Dylan, a former pet foster carer for the RSPCA, contacted Jacob and handed over two bags for life stuffed with bowls, food, and toys.

Dylan and his dog Basil who he and his girlfriend Charlie rescued from the RSPCA

He wanted to give something because he couldn’t bear to think of any dog going hungry.

Another donation came from Rebecca Shaw in Offerton, Stockport who owns three Burnese Mountain dogs Ernie, Ada and Sally.  

Rebecca’s dogs, Ada, Ernie and Sally out with their friends.
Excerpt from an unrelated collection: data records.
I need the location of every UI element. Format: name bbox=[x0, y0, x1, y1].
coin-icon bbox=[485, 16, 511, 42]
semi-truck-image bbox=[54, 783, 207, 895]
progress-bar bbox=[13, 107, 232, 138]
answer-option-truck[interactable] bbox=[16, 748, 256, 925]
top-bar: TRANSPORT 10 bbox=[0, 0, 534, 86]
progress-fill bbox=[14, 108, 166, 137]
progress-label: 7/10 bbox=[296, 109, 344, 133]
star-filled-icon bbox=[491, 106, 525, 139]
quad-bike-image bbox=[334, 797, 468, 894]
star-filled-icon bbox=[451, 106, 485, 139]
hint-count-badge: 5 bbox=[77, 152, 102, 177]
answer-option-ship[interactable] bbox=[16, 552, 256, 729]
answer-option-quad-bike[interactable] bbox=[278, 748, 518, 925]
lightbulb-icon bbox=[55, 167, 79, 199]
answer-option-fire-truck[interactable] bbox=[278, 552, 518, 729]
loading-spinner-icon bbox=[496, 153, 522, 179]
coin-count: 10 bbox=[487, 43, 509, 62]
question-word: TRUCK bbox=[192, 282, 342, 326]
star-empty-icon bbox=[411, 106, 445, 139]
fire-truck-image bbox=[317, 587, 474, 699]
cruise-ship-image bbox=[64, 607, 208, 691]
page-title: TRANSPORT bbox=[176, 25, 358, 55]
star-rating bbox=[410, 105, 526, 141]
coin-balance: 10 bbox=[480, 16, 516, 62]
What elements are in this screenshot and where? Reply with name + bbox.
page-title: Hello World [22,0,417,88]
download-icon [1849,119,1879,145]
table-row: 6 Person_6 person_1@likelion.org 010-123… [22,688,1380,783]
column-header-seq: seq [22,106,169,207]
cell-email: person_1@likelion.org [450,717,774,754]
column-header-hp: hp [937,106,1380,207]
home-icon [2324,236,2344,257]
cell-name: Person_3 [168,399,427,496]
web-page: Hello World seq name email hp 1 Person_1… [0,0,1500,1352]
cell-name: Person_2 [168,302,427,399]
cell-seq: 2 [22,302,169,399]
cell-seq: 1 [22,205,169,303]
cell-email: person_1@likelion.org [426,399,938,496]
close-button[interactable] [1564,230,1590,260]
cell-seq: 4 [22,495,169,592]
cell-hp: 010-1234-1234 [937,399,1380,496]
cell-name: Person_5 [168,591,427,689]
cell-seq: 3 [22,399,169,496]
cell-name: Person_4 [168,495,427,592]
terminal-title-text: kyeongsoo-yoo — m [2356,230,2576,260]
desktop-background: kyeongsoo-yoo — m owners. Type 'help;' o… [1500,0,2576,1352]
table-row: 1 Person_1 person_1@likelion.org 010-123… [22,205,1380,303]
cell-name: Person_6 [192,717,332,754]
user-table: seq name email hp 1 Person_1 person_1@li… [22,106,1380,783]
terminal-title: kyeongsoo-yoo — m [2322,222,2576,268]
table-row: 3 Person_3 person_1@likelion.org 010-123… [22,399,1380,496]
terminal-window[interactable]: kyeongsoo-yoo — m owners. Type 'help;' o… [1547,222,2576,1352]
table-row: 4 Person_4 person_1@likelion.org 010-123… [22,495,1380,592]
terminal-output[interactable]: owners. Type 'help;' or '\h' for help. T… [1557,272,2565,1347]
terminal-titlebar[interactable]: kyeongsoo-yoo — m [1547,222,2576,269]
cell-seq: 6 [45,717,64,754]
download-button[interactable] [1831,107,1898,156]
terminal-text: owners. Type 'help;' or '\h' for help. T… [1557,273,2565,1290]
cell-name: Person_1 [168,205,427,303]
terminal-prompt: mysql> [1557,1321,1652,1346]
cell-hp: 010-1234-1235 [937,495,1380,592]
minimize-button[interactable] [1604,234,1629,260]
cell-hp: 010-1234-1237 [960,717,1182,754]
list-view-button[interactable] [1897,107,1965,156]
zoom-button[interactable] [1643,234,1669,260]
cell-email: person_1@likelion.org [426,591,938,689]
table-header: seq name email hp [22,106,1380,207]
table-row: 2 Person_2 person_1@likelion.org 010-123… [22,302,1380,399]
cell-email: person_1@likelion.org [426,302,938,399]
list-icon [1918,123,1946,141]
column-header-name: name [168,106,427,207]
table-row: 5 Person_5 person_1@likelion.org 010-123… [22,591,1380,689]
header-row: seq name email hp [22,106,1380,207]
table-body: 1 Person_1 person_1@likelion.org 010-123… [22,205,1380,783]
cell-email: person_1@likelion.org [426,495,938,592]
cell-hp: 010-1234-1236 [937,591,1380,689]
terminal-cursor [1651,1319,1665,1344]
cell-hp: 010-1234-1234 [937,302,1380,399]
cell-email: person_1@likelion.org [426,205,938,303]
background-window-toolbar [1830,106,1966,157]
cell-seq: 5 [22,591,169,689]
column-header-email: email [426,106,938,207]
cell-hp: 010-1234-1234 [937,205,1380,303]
Photo Credit – Rebecca Shaw

She was at work on the day of the Big Help Out so she left her donation in her blue bin for Jacob to collect.

Jacob collecting a donation for the Blue Cross left in a Blue bin in Stockport

“These foodbanks need all the help they can get; they are doing a fantastic job helping all these animals in need,” she said.

“The pets don’t choose their situations so helping to donate food was the least I could do.

All animals deserve to be loved.”

In the past year the Blue Cross has partnered with pet superstore Pets at Home who now have 213 stores across the UK taking donations of pet food in their shops.

This means they can provide foodbanks across the UK with food.

All the Pets at Home stores in Greater Manchester where you can donate to a pet food bank

With the rising cost of living the Blue Cross is not the only charity devoted to helping struggling pet owners.

The RSPCA has created a dedicated ‘Cost of living hub’ with practical help and advice on their website.

According to their research 19% of pet owners are worried about feeding their pets and 28% are worried about being able to care for their animals amid the cost-of-living pressures.

When Jacob Paul arrived at the Radcliffe centre to deliver the donations, he was greeted by Blue Cross staff who helped him unload the jam-packed boot.

All donations collected for the Blue Cross as part of the Big Help Out
A volunteer at the Blue Cross helping unload the donations

The highlight of Jacob’s day was seeing some of the dry food he bought with the £50 cash donations fall straight into the hands of pet food bank user Rhian.

Rhian at the Radcliffe centre

“That just made today worth it,” he said.

“Knowing her Rottweiler and Shar-Pei will have full bowls tonight made me happy.”

If you are worried about how to feed your pets, you can contact the RSPCA.

They have opened a dedicated telephone line to support callers who are worried about the cost-of-living crisis – 0300 123 0650 – open Monday to Friday 9am to 5pm.